Contributor Post Created with Sketch. Pathway to a Balanced Budget Begins with a Fixed Debt Limit that Provides Flexibility

 

According to the Bipartisan Budget Act of 2015 (Public Law 114-74), the current suspension of the debt ceiling expires at the end of the day Wednesday, March 15. Following this date, the US Treasury can avoid defaulting on the federal debt only by using “extraordinary measures.” Indeed, Treasury Secretary Mnuchin sent a letter to Speaker Ryan on March 8, stating that the Treasury will start using these measures on March 16. He also asked Congress address the matter in a way that avoids jeopardizing the full faith and credit of the US government. These measures (i.e., accounting steps) will most likely allow the federal government to make it to early fall before it runs up against a hard ceiling on the debt.

Suspension or No Suspension?

The first question facing Congress on the debt ceiling is whether to set a new debt ceiling or simply to extend the current suspension. What should Congress do? Without hesitation, I recommend that Congress set a new ceiling that aligns with the state of the art balance budget amendment that is being proposed by the States.

Short of eliminating the debt ceiling permanently, extending the current suspension is the most fiscally irresponsible act Congress can possibly take. Fiscal conservatives must recognize, however, that extending the suspension is the easiest thing for Congress to do. It serves to kick the can down the road on fixing the budget. The big spenders will argue that only raising the debt ceiling will still lead to a government shutdown or default on the government’s debt. The use of these scare tactics will be designed to precipitate a fight in Congress the big spenders will use to put in place a policy of permanent deficits and unending increases in the debt. Fiscal conservatives must be prepared to fight back.

Fiscal conservatives should counter by putting a new dollar-denominated ceiling in place, which establishes a ruler for judging whether Congress is taking substantive and effective steps to put the federal government on the path to fiscal responsibility. It can also serve as a stepping stone to getting to a balanced federal budget as soon as 2025.

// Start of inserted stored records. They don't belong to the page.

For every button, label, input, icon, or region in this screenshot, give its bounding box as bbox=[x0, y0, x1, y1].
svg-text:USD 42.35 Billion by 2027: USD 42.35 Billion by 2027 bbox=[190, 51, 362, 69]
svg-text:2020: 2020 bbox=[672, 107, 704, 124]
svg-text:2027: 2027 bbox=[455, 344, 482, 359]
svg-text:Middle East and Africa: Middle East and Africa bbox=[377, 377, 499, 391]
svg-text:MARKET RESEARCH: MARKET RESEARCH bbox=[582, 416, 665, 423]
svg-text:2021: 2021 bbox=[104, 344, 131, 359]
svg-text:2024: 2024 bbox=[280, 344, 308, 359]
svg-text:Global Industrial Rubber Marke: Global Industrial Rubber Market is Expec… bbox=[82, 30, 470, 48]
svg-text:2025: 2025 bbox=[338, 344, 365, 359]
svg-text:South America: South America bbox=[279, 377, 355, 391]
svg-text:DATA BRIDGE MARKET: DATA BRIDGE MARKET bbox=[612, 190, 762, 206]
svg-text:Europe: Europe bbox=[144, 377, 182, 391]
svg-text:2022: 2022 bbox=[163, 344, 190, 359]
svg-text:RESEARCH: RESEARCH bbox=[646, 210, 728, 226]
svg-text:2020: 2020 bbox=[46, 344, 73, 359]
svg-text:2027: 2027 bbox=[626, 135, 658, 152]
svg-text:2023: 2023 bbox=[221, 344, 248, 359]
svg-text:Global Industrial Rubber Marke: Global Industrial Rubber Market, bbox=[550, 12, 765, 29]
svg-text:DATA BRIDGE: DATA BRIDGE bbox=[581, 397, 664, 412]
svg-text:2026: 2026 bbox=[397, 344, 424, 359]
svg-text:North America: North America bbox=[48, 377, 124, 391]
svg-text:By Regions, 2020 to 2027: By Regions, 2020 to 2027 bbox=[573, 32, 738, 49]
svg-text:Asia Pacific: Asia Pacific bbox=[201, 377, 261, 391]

If Not Suspension, What Dollar Level?

If Congress does not extend the suspension, it must determine the proper amount for a new debt ceiling. I recommend $23 trillion. This ceiling could serve as a stepping stone to putting a powerful, yet plausible, balanced federal budget in place when coupled with the ratification of the state-of-the-art balanced budget constitutional amendment now proposed by the Compact for a Balanced Budget, which is the official organization of states authorized to advance this amendment to ratification.

Here is how this could work. The Congressional Budget Office (CBO) released in January 2017 a budget forecast that projects that the “debt subject to limit” will reach $23 trillion during fiscal year 2020. This debt stood at roughly $19.5 trillion at the end of the last fiscal year, in 2016. Assuming the CBO forecast is accurate, increasing the debt ceiling to $23 trillion will give the federal government some three years to get its fiscal act together.

Pathway to a Balanced Budget

During this three-year period, with action by Congress required by the Constitution, the Compact states will advance their amendment to ratification. Assuming such ratification takes place around the end of fiscal year 2018, a new constitutional debt limit will be established under the amendment at roughly $24.15. The precise amount depends on a number of factors, but, most importantly, it is contingent on the prevailing rate of economic growth and the amount of fiscal discipline exercised by the federal government during the intervening time. Included in this new debt limit and authorized by the Balanced Budget Amendment would be line of credit available to fund military conflicts, national emergencies, and normal business cycle fluctuations. In addition, obligations of the federal government in the form of treasury securities held by the Social Security, Medicare, and other trust funds would be honored under the relevant provisions of the amendment.

As Trump Administration policies for accelerating US economic growth through pro-growth tax reform and regulatory reform succeed, the new constitutionally-determined debt limit will not be breached if Congress exercises reasonable discipline in terms of controlling spending. With 5-7% annual growth, the budget could be balanced as early as 2025. What a wonderful final departing gift of the new administration that would be and a testament to the states for their insistence on fiscal responsibility at the federal level.